In the first year of the project, the labs will tune their instruments to the same sensitivity level, said Burns, whose lab will integrate its technology with Northwestern’s instrument. Stanford will focus on similar technology integrations with the New York Eye and Ear instrument.
Next, work will shift to data validation to confirm that the new instruments’ measurements match previous versions of the technology. The researcher will also compare the new AI system’s interpretation of scans with the conclusions of human analysts to confirm accuracy.

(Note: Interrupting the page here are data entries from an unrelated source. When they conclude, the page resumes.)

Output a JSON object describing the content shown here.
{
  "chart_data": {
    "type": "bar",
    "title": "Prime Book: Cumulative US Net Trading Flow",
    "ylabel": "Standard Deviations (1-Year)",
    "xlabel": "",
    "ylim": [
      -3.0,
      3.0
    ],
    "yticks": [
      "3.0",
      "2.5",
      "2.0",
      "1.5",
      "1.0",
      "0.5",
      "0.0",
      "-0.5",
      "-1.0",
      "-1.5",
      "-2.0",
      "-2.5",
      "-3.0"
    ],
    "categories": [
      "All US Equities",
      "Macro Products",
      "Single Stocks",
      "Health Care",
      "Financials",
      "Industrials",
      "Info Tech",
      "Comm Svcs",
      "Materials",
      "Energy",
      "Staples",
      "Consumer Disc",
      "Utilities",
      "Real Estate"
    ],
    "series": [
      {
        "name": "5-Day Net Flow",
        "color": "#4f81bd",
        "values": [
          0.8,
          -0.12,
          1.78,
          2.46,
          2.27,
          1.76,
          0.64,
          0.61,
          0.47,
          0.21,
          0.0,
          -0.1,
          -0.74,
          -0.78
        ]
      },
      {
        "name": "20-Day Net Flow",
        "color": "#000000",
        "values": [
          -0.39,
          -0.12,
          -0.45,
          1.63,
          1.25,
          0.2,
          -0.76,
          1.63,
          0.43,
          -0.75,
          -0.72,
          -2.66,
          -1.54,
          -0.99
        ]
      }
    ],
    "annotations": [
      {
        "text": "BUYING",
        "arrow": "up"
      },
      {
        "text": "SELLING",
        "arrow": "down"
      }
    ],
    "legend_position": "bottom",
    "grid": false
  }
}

The final year of the project involves testing the device on clinical volunteers. Much of IU’s data will come from individuals recruited through the Atwater Eye Care Center.
“Up to 80 percent of the population over the age of 60 has at least one health problem that can be detected in the eye with our technology,” Burns said.
He said the NIH selected the project because of its potential for major impact. Venture Fund initiatives emphasize “short, modest investments that can be implemented quickly, with strong potential to accelerate science.”
“Our challenge now is selectivity and specificity,” Burns said. “We need to show that we can detect the differences between conditions, to quickly and accurately interpret the signs of the different diseases we focus on.”
The goal is to advance the technology until it’s ready to make the leap from the lab to “wherever you get your annual eye exam,” he said.